Department of Biostatistics, The University of Texas Health Science Center at Houston, Houston, TX, USA.
Department of Biostatistics and Bioinformatics, Duke University Medical Center, Durham, NC, USA.
Stat Methods Med Res. 2019 Oct-Nov;28(10-11):3392-3403. doi: 10.1177/0962280218802300. Epub 2018 Oct 11.

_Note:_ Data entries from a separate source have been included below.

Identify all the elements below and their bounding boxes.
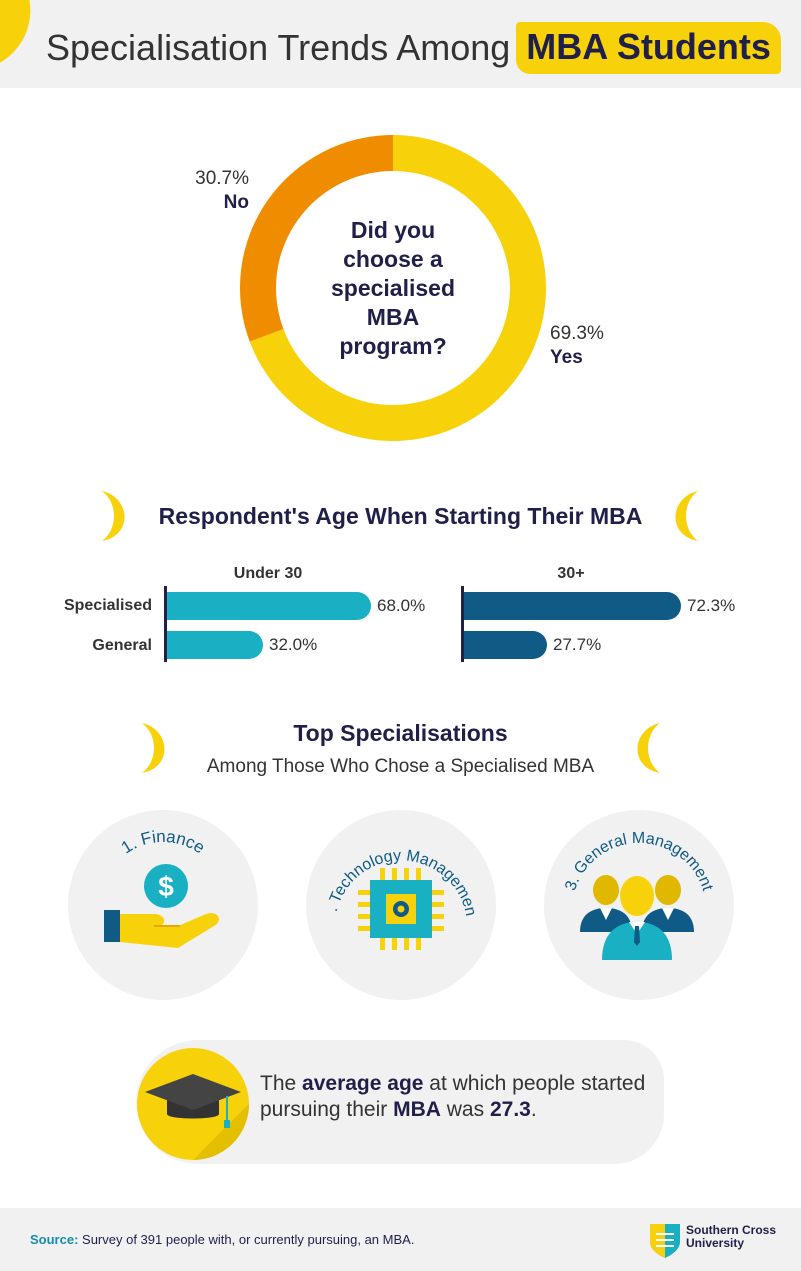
avg-mid2: was [446,1098,485,1121]
avg-mid: at which people started pursuing their [260,1072,646,1121]
specialisation-technology-management: 2. Technology Management [306,810,496,1000]
axis-line-under30 [164,586,167,662]
slice-label-no: 30.7% No [193,167,249,215]
slice-yes-percent: 69.3% [550,323,604,344]
donut-question: Did you choose a specialised MBA program… [238,133,548,443]
donut-slice-no [240,135,393,342]
slice-label-yes: 69.3% Yes [550,322,620,370]
avg-post: . [530,1098,537,1121]
row-label-specialised: Specialised [63,597,152,614]
microchip-icon [358,868,444,950]
logo-text: Southern Cross University [686,1224,786,1250]
donut-svg [240,135,546,441]
avg-bold-mba: MBA [393,1098,441,1121]
header-banner: Specialisation Trends Among MBA Students [0,0,801,88]
specialisations-subtitle: Among Those Who Chose a Specialised MBA [206,756,595,777]
bar-value-label: 72.3% [687,596,736,615]
graduation-cap-badge [137,1048,249,1160]
finance-label-path: 1. Finance [118,827,208,858]
average-age-text: The average age at which people started … [260,1071,650,1123]
avg-bold-value: 27.3 [489,1098,531,1121]
header-decoration [0,0,48,68]
axis-line-30plus [461,586,464,662]
svg-text:$: $ [158,871,174,902]
university-shield-icon [650,1224,680,1258]
page-title: Specialisation Trends Among MBA Students [46,22,781,74]
donut-chart: Did you choose a specialised MBA program… [238,133,548,443]
slice-no-percent: 30.7% [195,168,249,189]
source-label: Source: [30,1232,79,1247]
row-label-general: General [92,637,152,654]
bar-value-label: 27.7% [553,635,602,654]
age-section-title: Respondent's Age When Starting Their MBA [158,503,643,529]
slice-no-name: No [223,192,249,213]
people-icon [580,875,694,960]
bar-value-label: 32.0% [269,635,318,654]
title-highlight: MBA Students [516,22,781,74]
specialisation-general-management: 3. General Management [544,810,734,1000]
finance-label: 1. Finance [118,827,208,858]
bar-under30-specialised [167,592,371,620]
bar-value-label: 68.0% [377,596,426,615]
title-plain: Specialisation Trends Among [46,27,511,68]
tech-svg: 2. Technology Management [306,810,479,950]
graduation-cap-icon [145,1074,249,1160]
group-title-under30: Under 30 [233,565,303,582]
slice-yes-name: Yes [550,347,583,368]
bar-30plus-general [464,631,547,659]
moon-right-decoration-icon [637,723,660,773]
general-svg: 3. General Management [562,830,716,960]
source-text: Survey of 391 people with, or currently … [82,1232,415,1247]
specialisation-finance: 1. Finance $ [68,810,258,1000]
specialisations-title: Top Specialisations [293,720,508,746]
bar-under30-general [167,631,263,659]
moon-right-decoration-icon [675,491,698,541]
moon-left-decoration-icon [142,723,165,773]
group-title-30plus: 30+ [557,565,585,582]
hand-dollar-icon: $ [104,864,220,948]
bar-30plus-specialised [464,592,681,620]
avg-pre: The [260,1072,297,1095]
moon-left-decoration-icon [102,491,125,541]
finance-svg: 1. Finance $ [104,827,220,948]
logo-line1: Southern Cross [686,1223,777,1237]
avg-bold-average-age: average age [302,1072,424,1095]
footer: Source: Survey of 391 people with, or cu… [0,1208,801,1271]
university-logo: Southern Cross University [648,1220,788,1260]
donut-question-text: Did you choose a specialised MBA program… [330,216,456,359]
source-note: Source: Survey of 391 people with, or cu… [30,1232,414,1247]
logo-line2: University [686,1236,745,1250]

Impairment caused by Amyotrophic lateral sclerosis (ALS) is multidimensional (e.g. bulbar, fine motor, gross motor) and progressive. Its multidimensional nature precludes a single outcome to measure disease progression. Clinical trials of ALS use multiple longitudinal outcomes to assess the treatment effects on overall improvement. A terminal event such as death or dropout can stop the follow-up process. Moreover, the time to the terminal event may be dependent on the multivariate longitudinal measurements. In this article, we develop a joint model consisting of a multidimensional latent trait linear mixed model (MLTLMM) for the multiple longitudinal outcomes, and a proportional hazards model with piecewise constant baseline hazard for the event time data. Shared random effects are used to link together two models. The model inference is conducted using a Bayesian framework via Markov chain Monte Carlo simulation implemented in Stan language. Our proposed model is evaluated by simulation studies and is applied to the Ceftriaxone study, a motivating clinical trial assessing the effect of ceftriaxone on ALS patients.
肌萎缩侧索硬化症(ALS)引起的损伤是多维度的(例如球部、精细运动、粗大运动)和进行性的。其多维性质排除了单一的结果来衡量疾病进展。ALS 的临床试验使用多个纵向结局来评估治疗对整体改善的效果。例如死亡或退出等终末事件可能会停止随访过程。此外,到达终末事件的时间可能依赖于多维纵向测量。在本文中,我们开发了一个联合模型,该模型由一个多维潜在特征线性混合模型(MLTLMM)和一个具有分段常数基线风险的比例风险模型组成,用于事件时间数据。共享随机效应用于将两个模型联系起来。通过在 Stan 语言中实现的马尔可夫链蒙特卡罗模拟,使用贝叶斯框架进行模型推断。我们的模型通过模拟研究进行评估,并应用于头孢曲松研究,这是一项评估头孢曲松对 ALS 患者影响的临床试验。